Hacker News new | ask | show | jobs
by majodev 2172 days ago
We are using PostgreSQL templates to speed up our integration tests. This allow us to have full blown (and non mocked) databases which are isolated to each parallel running test.

We have recently open-sourced our core-server managing this (go): https://github.com/allaboutapps/integresql

Projects already utilizing Go and PostgreSQL may easily adapt this concept for their testing via https://github.com/allaboutapps/integresql-client-go

4 comments

We have found H2 in Postgres mode to be the fastest way to test db stuff, at least in Postgres and Java. In Go you might lose most of the speed advantage since its not running "in JVM". It also doesn't support many of pg's advanced features
I'm generally not a fan of emulating database behavior through a mocking layer while testing/implementing. Even minor version changes of PostgreSQL plus it's extensions (e.g. PostGIS) may introduce slight differences, e.g. how indices are used, function deprecations, query planner, etc. . It might not even be an erroneous result, just performance regressions or slight sorting differences in the returned query result.

We try to approximate local/test and live as close as possible, therefore using the same database, with the same extensions in their exact same version is a hard requirement for us while implementing/testing locally.

However, I have no experience with H2 (and the modern Java ecosystem in general), so cannot talk about how close their emulation implementation resembles PostgreSQL behavior.

We do the same thing, with the addendum that nearly all of our tests use this mechanism.

A full test suite run recreates the template db from flyway migrations; every test run clones the template db. One nice thing about this is that it's easy to examine the state of the database on test failures. One downside is that there's no "drop multiple databases" command so cleanup can take a while depending on how often you run the script.

Yep, inspecting the actual database state after multiple test failures directly is very nice (we log the used test-database after before every test, so it's easy to connect afterwards).
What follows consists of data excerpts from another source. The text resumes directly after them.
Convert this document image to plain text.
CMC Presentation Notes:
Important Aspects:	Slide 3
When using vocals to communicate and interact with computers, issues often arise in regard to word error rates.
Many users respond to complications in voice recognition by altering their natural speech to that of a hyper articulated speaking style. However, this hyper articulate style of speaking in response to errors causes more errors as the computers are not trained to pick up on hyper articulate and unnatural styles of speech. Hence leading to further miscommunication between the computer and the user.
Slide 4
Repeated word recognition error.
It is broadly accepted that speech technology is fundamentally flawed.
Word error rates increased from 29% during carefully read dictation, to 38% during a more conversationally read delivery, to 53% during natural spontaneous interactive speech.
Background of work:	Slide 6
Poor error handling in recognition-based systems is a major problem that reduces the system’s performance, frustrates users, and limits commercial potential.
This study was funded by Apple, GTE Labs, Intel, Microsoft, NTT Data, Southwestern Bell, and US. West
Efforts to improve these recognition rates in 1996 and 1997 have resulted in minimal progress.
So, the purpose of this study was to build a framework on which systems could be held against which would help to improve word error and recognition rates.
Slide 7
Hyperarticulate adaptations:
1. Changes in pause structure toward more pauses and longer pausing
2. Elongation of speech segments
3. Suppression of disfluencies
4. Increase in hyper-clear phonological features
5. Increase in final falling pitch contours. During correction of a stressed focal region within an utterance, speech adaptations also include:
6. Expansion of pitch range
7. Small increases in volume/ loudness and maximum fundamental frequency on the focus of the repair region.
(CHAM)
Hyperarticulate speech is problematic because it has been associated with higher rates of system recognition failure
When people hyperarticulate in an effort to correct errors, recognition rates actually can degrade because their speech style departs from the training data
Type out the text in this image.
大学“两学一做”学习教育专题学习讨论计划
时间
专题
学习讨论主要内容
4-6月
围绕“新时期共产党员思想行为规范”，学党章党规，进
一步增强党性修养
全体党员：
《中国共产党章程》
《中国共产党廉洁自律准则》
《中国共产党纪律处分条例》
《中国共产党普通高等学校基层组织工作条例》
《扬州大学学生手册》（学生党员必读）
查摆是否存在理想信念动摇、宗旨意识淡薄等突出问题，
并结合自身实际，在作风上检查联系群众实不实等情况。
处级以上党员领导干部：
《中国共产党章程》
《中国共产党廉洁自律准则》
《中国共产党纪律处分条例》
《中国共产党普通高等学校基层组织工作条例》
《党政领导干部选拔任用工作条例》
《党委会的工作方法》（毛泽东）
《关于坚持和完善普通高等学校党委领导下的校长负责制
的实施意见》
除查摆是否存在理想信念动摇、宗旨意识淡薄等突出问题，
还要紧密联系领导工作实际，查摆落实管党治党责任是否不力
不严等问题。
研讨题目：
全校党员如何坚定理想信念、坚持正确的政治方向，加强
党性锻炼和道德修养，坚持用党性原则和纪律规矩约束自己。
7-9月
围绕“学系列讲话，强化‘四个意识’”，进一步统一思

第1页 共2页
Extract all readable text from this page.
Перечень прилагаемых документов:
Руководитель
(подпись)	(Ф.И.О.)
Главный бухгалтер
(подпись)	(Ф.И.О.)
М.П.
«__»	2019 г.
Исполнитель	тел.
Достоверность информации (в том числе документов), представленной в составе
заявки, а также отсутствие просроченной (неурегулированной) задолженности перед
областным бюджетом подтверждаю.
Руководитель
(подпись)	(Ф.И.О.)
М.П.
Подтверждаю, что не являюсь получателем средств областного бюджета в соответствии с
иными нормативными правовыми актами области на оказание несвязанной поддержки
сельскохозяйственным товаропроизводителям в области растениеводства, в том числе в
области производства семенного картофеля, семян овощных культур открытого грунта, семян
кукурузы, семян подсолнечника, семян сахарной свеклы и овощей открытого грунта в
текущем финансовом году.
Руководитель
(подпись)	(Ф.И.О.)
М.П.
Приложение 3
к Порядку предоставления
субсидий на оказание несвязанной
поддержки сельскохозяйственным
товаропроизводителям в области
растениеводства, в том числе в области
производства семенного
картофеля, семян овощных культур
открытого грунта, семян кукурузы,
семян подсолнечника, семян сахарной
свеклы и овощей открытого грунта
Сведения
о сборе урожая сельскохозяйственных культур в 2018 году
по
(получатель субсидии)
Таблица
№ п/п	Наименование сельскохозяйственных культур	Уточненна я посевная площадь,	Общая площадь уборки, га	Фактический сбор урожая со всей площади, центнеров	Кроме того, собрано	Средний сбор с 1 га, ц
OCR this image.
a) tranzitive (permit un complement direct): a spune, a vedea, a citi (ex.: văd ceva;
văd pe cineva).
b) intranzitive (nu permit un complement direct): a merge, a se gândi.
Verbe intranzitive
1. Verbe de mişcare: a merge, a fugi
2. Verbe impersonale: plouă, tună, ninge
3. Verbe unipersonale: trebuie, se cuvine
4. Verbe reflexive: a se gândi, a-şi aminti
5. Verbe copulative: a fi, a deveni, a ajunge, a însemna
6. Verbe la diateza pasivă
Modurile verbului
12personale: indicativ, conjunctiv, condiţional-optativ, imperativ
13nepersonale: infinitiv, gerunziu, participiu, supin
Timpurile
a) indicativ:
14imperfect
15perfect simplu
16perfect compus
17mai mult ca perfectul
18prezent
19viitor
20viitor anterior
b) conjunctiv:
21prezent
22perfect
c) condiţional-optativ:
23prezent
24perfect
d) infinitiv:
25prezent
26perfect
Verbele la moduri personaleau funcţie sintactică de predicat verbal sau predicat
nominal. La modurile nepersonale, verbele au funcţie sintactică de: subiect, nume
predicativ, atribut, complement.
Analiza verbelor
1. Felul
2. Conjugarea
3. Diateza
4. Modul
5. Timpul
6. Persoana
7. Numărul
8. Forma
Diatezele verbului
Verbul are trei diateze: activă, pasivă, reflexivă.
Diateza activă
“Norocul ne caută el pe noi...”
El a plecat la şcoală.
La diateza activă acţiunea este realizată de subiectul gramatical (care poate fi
Regarding cleanup: We run configure a max pool size in integresql after which "dirty"-flagged test databases are automatically removed (and then recreated on demand). We may also support auto-deletion (e.g. after a successful test) in the future, however currently it just does not seem necessary even when we have 5000+ test-db, it's just a disk-space concern.

This is super nice! I have seen similar solutions for Python in the past, but having an easy API + Docker makes this generic and language agnostics.

Have you looked to tweak PSQL parameters to make it faster for test runs e.g. by disabling disk writes?

Yep, disabling fsync, synchronous_commit and full_page_writes ONLY for this PostgreSQL integration testing strategy gives us an additional boost of ~35% in overall testing speed. https://github.com/allaboutapps/go-starter/blob/master/docke...

Regarding being language agnostic: YES, clients for languages other than go are very welcome. The integresql server actually provides a trivial RESTful JSON api and should be fairly easy to integrate with any language. This is our second iteration regarding this PostgreSQL test strategy, the last version came embedded with our legacy Node.js backend stack and wasn't able to handle tests in parallel, which became an additional hard requirement for us.

See our go-starter project for infos on how we are using integresql, e.g. our WithTestDatabase/WithTestServer utility function we use in all tests to "inject" the specific database: https://github.com/allaboutapps/go-starter/blob/master/inter...

How does this compare (performance-wise) to simply truncating all tables?
We did several benchmarks back in the day and it definitely depends on the size of your migrations + fixtures that you need in every test. Performance increases were simply huge for us, despite the serial execution of our tests in our legacy backends.

A new database scaffolded from a predefined template becomes available in several milliseconds or few seconds VS. truncating, migrating up and seeding (fixtures) would always take several seconds. We initially experimented with recreating these test-databases directly via sql dumps, then binary dumps until we finally realized that PostgreSQL templates are the best option in these testing scenarios.

Sorry, I've got no benchmarks to share at this time.